Jeff Koons‘ Exhibition at Guy Hepner, includes sculpture and prints, The Balloon Venus, The Pink Bow, and Monkey Train Prints, which are just a few examples of Koons’ creative risks that power his pop-culture supremacy and explore contemporary obsessions with sex and desire, race and gender, and celebrity, media, commerce, and fame.
Jeff Koons’ “Antiquity Series” tackles most directly the themes of acceptance, humanity, and essential life patterns that repeatedly surface throughout his career. Signature of his work, The Balloon Venus is playful and impactful. It is made of a mirror-polished stainless steel of transparent color coating, an adaptation of Jeff Koons’ monumental sculpture and has also been seen in collaboration with the prestigious Brand Dom Perignon. The piece is based on the Iconic, “Venus of Willendorf”, an 11cm tall Paleolithic figurine discovered in Austria in 1908, dating 23,000 BC and considered to be one of the earliest known depictions of the human form. It “proposes a new kind of idol, a modern-day goddess of love who embraces her beholder in reflective curves and suggests fecundity and creation,” Koons explains, representing the continuity of the human experience symbolized by Venus. Jerry Saltz at artnet.com enthused that it was possible to be “wowed by the technical virtuosity and eye-popping visual blast” of Koons’ art.
“And so I always desire to be able to give a viewer a sense of themselves being packaged, to whatever level they’re looking for. Just to instill a sense of self-confidence, self-worth. That’s my interest in Pop.” Says Jeff Koons. The Pink Bow belongs to the 1990 “Celebration Series” which elevates commercial objects from the gift industry such as hearts, diamonds, easter eggs and bows to the level of artistic icons. In the Pink Bow, Koons adopts the metallic and iridescent colors creating a seductive surface. The object is inflated to significantly increase its life-size, hence taking the simple metallic wrapping foil out of its context and giving it a life of its own, oscillating between monstrosity and seduction, pleasure and distaste. The Pink Bow is the exaltation of a banal package material and has even become The Official Art Print Edition 2014 FIFA World Cup Brazil, a collectible edition, and an Official Licensed Product of the 2014 FIFA World Cup Brazil.

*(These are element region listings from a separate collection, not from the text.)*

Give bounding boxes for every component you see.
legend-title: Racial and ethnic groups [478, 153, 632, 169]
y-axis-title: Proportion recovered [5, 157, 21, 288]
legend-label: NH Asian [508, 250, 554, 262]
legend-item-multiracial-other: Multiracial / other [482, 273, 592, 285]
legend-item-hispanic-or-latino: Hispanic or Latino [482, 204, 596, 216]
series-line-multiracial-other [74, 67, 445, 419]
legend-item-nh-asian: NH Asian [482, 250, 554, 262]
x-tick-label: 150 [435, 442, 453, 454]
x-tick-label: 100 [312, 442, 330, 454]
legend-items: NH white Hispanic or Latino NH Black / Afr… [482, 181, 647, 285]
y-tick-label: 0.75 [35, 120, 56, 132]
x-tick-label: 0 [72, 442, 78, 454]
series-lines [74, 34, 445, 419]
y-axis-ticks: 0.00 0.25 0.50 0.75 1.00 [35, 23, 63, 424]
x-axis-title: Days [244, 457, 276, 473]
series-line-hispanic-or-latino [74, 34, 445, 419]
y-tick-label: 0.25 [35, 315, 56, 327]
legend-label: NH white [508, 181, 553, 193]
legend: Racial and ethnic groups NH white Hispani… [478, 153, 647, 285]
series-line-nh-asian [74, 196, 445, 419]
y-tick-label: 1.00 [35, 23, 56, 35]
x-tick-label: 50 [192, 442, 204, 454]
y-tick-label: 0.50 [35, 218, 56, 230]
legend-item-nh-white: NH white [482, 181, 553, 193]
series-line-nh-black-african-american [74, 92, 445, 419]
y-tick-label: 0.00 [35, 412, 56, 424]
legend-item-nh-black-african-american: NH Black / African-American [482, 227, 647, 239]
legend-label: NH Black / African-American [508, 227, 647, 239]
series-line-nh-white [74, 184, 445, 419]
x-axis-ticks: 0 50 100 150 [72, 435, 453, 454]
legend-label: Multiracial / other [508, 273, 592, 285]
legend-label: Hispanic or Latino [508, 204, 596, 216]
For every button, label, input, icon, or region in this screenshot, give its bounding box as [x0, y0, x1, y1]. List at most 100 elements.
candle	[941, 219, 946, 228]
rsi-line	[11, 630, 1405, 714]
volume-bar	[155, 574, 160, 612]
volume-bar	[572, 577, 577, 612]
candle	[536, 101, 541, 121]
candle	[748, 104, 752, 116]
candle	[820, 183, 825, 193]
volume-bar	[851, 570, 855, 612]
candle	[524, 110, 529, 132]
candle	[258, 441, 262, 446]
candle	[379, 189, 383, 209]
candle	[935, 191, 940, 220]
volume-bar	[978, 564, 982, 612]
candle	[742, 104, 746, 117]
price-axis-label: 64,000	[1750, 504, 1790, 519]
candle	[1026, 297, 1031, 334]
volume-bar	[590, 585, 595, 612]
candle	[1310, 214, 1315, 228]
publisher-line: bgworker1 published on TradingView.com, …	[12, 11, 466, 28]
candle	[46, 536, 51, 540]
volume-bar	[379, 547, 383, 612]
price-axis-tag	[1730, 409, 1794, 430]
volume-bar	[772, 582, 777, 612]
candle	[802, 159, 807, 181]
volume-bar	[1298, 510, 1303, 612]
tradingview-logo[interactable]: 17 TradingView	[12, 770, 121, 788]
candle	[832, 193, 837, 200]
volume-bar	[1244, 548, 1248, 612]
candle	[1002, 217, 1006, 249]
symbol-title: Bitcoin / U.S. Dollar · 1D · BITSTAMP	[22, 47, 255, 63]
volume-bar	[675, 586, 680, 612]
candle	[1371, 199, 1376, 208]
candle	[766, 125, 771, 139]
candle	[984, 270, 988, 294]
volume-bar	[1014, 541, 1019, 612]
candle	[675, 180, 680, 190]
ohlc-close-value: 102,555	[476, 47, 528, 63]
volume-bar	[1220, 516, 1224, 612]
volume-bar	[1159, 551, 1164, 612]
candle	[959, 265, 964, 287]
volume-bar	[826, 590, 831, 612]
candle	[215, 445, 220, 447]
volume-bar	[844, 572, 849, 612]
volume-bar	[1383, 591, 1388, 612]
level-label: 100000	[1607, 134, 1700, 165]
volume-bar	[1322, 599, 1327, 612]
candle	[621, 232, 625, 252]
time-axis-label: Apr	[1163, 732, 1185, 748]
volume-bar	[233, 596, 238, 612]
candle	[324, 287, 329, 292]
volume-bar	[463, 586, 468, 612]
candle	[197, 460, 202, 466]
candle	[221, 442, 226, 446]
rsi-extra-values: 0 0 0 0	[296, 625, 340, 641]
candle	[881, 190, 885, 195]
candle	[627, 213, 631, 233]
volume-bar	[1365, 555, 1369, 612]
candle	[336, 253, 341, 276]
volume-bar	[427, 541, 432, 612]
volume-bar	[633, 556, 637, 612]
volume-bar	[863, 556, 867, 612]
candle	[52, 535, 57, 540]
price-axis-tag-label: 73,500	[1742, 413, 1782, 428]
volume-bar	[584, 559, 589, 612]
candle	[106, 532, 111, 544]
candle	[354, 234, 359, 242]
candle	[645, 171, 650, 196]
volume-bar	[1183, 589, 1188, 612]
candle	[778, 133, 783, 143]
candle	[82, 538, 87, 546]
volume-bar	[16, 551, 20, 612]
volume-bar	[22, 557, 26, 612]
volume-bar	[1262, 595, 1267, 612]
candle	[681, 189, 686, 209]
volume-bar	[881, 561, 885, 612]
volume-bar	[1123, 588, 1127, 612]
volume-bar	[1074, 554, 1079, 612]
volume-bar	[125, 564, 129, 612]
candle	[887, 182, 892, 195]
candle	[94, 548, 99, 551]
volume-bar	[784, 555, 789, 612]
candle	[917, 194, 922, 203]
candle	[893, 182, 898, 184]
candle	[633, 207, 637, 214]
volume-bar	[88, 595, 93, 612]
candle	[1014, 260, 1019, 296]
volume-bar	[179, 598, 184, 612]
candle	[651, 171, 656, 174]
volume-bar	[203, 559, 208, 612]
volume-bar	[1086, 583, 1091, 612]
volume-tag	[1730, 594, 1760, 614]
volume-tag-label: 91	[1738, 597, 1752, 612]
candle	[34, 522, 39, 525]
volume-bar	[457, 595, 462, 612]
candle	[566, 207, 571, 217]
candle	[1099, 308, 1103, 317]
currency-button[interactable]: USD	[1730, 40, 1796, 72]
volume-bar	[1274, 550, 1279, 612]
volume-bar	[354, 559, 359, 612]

Since his famous “Banality Series” of 1988, Jeff Koons has been creating artworks that sit on the borderline of kitsch and critique, plumbing the imagery of mass culture. In the Monkey Train silkscreens, Koons layers the image of balloon shaped like a cartoon monkey on top of a negative print of a train in orange. These prints continue to borrow from some of his most iconic subjects, by juxtaposing inflatable toy monkeys over historical images of industry and transport, Koons plays with pleasure, celebrity, commerce, and taste. Although often seen as ironic or tongue-in-cheek, Koons insists his practice is earnest and optimistic.